A combination of powerhouse performances, that shit-eating grin, his penchant for wearing sunglasses indoors, and the drug, sex, and alcohol-fueled parties that became constant tabloid fodder refined the persona that would come to define his career, and he was pretty happy with it.
Whatever he was getting himself into away from the cameras, he could always be relied on to deliver the goods in front of them. Critically and commercially, there was nobody who could match Nicholson at the top of his game, and he gladly pulled out the receipts to back up his claim that he was unquestionably the single most successful actor in cinema history.
Once he reached the top, he never came down between Easy Rider and his retirement following 2012’s How Do You Know, and he was confident enough to stack his filmography up against anyone who’d ever graced the silver screen. With a few exceptions, of course.
As he was for many of the ‘New Hollywood’ era’s most influential figures, Roger Corman was a massive inspiration on a young Nicholson. They collaborated on several projects, but with the passage of time, the star admitted that rewatching The Cry Baby Killer, The Little Shop of Horrors, The Terror, and The Raven weren’t at the top of his to-do list.
“The first movies I made are so unbearable to me,” he told Vanity Fair. “Because all I can see is this young kid who’s trying to sort of dive sideways onto the screen, sort of hurl himself into a movie career, and that’s all I see is this kind of fearful, tremulous, naked, desperate ambition. Which is pathetic.”
Nicholson’s “pathetic” period also included the biker flick Hell’s Angels on Wheels, and his detour into psychedelic cinema through the likes of Psych-Out, The Trip, and Head, even though he was a writer on the last two.
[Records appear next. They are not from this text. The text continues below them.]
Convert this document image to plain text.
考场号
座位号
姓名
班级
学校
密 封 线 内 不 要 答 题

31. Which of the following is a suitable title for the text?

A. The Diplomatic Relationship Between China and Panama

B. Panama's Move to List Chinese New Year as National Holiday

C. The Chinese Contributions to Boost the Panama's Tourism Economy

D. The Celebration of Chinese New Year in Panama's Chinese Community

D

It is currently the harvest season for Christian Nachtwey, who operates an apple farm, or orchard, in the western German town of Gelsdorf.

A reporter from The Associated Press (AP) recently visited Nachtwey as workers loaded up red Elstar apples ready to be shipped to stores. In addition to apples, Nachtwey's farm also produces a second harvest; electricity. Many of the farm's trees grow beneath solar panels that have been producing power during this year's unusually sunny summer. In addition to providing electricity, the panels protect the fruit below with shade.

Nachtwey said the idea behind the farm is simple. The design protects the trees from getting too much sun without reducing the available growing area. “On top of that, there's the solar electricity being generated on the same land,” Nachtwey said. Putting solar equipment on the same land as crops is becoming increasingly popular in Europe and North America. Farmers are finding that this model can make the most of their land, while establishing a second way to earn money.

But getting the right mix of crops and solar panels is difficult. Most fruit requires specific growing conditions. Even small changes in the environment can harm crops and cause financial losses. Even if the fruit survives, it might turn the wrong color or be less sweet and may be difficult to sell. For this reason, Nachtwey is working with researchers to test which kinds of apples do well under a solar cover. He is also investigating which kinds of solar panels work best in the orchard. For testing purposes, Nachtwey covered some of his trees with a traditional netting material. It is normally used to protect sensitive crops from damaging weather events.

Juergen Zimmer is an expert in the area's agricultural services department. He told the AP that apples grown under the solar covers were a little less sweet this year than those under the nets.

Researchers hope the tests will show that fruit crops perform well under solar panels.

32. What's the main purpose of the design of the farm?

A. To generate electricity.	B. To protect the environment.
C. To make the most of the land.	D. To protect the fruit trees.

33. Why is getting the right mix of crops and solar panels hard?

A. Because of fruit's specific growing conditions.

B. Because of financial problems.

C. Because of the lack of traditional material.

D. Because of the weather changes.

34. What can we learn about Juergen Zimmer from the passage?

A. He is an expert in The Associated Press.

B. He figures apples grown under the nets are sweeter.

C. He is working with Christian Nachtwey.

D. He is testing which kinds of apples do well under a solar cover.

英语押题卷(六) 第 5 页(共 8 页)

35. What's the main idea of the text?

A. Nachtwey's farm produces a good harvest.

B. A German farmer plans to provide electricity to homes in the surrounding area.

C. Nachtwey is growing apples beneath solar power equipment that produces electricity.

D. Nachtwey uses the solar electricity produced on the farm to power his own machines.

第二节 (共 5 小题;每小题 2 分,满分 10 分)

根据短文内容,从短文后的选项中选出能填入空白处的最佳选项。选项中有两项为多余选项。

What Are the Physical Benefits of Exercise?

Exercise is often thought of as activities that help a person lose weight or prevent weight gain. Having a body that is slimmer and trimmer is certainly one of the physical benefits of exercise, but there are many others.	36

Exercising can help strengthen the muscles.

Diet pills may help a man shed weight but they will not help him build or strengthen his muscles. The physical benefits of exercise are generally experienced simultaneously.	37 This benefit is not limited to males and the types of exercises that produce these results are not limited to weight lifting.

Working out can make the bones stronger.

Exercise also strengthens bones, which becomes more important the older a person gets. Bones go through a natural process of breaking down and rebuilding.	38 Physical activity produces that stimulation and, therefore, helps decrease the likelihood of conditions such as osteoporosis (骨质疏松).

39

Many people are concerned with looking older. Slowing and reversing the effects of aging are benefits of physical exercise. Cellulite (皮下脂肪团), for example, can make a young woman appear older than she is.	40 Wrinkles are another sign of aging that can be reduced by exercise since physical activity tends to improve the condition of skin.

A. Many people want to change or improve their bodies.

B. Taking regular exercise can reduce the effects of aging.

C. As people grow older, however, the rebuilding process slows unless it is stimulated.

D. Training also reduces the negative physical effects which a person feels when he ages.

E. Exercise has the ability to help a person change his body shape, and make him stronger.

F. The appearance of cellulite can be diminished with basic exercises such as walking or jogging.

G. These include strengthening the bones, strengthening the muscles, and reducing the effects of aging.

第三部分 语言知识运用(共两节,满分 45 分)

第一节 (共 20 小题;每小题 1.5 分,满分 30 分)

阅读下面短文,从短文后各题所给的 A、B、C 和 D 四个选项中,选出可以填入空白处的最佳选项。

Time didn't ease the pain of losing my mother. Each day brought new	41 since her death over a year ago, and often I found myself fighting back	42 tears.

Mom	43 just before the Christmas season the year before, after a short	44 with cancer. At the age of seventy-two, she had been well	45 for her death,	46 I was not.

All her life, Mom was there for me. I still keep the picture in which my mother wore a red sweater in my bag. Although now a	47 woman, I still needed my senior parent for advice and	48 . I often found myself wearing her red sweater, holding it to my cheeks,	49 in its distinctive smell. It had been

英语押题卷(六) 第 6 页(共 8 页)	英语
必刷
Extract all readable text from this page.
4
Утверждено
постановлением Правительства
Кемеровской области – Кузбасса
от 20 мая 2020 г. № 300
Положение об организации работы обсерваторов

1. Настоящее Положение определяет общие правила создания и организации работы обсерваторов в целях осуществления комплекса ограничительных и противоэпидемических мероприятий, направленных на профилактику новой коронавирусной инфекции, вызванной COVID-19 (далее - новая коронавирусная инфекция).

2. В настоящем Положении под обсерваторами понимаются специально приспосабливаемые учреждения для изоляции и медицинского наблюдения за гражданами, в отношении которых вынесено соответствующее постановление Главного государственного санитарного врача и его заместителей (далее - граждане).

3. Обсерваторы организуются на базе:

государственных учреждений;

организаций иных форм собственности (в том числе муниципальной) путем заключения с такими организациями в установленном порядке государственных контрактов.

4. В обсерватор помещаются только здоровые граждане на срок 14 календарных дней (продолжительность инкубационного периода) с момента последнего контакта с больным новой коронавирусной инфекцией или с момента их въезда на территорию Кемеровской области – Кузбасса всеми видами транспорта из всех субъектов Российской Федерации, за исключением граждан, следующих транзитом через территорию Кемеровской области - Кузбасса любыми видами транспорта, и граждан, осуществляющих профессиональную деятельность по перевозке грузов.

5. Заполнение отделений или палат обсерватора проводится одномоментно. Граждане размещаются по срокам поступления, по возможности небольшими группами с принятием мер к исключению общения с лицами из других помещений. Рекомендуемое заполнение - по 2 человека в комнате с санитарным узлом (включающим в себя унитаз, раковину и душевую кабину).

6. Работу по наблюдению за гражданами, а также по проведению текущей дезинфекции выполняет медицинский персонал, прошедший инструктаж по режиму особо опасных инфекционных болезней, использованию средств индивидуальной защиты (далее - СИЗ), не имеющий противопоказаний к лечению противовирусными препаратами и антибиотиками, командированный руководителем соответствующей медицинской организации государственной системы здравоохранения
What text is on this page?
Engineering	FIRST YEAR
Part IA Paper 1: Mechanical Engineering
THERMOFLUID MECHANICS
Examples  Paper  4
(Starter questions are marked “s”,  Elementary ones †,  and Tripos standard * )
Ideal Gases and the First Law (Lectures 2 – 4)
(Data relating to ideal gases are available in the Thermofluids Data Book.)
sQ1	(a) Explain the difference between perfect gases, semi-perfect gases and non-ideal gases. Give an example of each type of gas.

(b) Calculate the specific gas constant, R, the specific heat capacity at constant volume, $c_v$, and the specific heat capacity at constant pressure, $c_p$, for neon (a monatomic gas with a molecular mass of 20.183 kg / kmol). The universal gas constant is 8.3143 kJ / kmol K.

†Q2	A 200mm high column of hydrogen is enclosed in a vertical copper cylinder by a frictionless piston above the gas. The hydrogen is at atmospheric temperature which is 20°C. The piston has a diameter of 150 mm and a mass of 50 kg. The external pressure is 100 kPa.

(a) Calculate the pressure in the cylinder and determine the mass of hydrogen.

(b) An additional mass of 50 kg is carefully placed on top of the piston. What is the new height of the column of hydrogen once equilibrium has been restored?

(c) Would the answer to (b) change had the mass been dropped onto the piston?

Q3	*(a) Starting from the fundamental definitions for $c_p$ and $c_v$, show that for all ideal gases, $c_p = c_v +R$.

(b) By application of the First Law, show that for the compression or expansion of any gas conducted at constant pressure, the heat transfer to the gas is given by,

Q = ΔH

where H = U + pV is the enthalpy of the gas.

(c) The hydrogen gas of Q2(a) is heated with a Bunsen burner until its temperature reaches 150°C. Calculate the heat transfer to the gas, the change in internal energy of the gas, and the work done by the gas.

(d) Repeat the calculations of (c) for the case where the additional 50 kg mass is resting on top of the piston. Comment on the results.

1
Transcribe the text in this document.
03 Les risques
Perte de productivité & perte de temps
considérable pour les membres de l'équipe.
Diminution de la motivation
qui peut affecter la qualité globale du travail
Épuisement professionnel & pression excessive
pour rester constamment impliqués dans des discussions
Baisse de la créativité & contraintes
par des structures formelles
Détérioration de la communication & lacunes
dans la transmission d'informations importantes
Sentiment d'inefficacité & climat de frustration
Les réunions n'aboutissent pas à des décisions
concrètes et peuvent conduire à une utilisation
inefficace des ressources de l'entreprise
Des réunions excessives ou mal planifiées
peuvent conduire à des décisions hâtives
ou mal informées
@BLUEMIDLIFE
Funnily enough, that’s basically everything he was in before Easy Rider, underlining that it wasn’t until then that he felt he’d truly arrived.
The three-time Oscar winner and 12-time nominee was happy to celebrate his achievements and bandy around the evidence that proved him as the most reliable draw in the business, but still harboured a tinge of regret, bordering on shame, about his earliest forays into the medium.